Here’s a function extracted from a recent project that I’m likely to reuse elsewhere: finding all the months between two dates in Python.

I often use this when I want to aggregate some time-based data into per-month buckets, to produce a high-level summary. For example, let’s suppose I had a list of how many steps I’d walked each day. I might combine that data to get the total number of steps walked each month.

The function is a generator. Here’s a quick summary of how it works:

  1. Find the month/year of the start date
  2. Get the 1st of that month – yield this date to the user (as a lazy generator)
  3. Advance the month by one, wrapping around to the next year as appropriate
  4. Get the 1st of that month – yield this date
  5. Repeat steps 3 and 4 until the date is after the end date

Once I have these values, typically I’ll then pull out the month/year value as numbers, or call strftime() to turn it into a pretty string.

If you look, you’ll see I’m incrementing the month/year on the datetime objects by hand. The Python standard library does have a datetime.timedelta object for incrementing or decrementing a datetime object, rather than manipulating month/year directly, but at the month and year level there’s a lot of weirdness to deal with.

For example, if you’re at March 30th, and you go back by one month – what should you get? Or if you’re at February 29th in a leap year, and you want to go forward by two years – what should the code do?
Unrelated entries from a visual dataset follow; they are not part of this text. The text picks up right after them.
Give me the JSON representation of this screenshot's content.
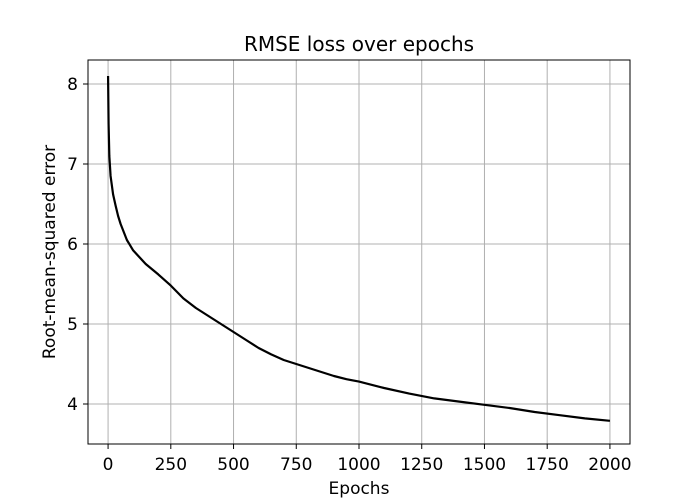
{
  "chart_data": {
    "type": "line",
    "title": "RMSE loss over epochs",
    "xlabel": "Epochs",
    "ylabel": "Root-mean-squared error",
    "xlim": [
      -80,
      2080
    ],
    "ylim": [
      3.5,
      8.3
    ],
    "xticks": [
      0,
      250,
      500,
      750,
      1000,
      1250,
      1500,
      1750,
      2000
    ],
    "yticks": [
      4,
      5,
      6,
      7,
      8
    ],
    "grid": true,
    "legend": "none",
    "series": [
      {
        "color": "#000000",
        "x": [
          0,
          2,
          5,
          10,
          20,
          30,
          40,
          50,
          75,
          100,
          150,
          200,
          250,
          300,
          350,
          400,
          450,
          500,
          550,
          600,
          650,
          700,
          750,
          800,
          850,
          900,
          950,
          1000,
          1100,
          1200,
          1300,
          1400,
          1500,
          1600,
          1700,
          1800,
          1900,
          2000
        ],
        "y": [
          8.1,
          7.5,
          7.1,
          6.85,
          6.62,
          6.48,
          6.35,
          6.25,
          6.05,
          5.92,
          5.75,
          5.62,
          5.48,
          5.32,
          5.2,
          5.1,
          5.0,
          4.9,
          4.8,
          4.7,
          4.62,
          4.55,
          4.5,
          4.45,
          4.4,
          4.35,
          4.31,
          4.28,
          4.2,
          4.13,
          4.07,
          4.03,
          3.99,
          3.95,
          3.9,
          3.86,
          3.82,
          3.79
        ]
      }
    ]
  }
}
The correct behaviour is going to depend on our context, so the standard library defers these decisions to us.

If this function sounds useful, you can copy/paste the code below into your project:

import datetime


def months_between(start_date, end_date):
    """
    Given two instances of ``datetime.date``, generate a list of dates on
    the 1st of every month between the two dates (inclusive).

    e.g. "5 Jan 2020" to "17 May 2020" would generate:

        1 Jan 2020, 1 Feb 2020, 1 Mar 2020, 1 Apr 2020, 1 May 2020

    """
    if start_date > end_date:
        raise ValueError(f"Start date {start_date} is not before end date {end_date}")

    year = start_date.year
    month = start_date.month

    while (year, month) <= (end_date.year, end_date.month):
        yield datetime.date(year, month, 1)

        # Move to the next month.  If we're at the end of the year, wrap around
        # to the start of the next.
        #
        # Example: Nov 2017
        #       -> Dec 2017 (month += 1)
        #       -> Jan 2018 (end of year, month = 1, year += 1)
        #
        if month == 12:
            month = 1
            year += 1
        else:
            month += 1


if __name__ == "__main__":
    start_of_2020 = datetime.date(2020, 1, 1)
    today = datetime.date.today()

    for month in months_between(start_of_2020, today):
        print(month.strftime("%B %Y"))
        # January 2020, February 2020, March 2020, …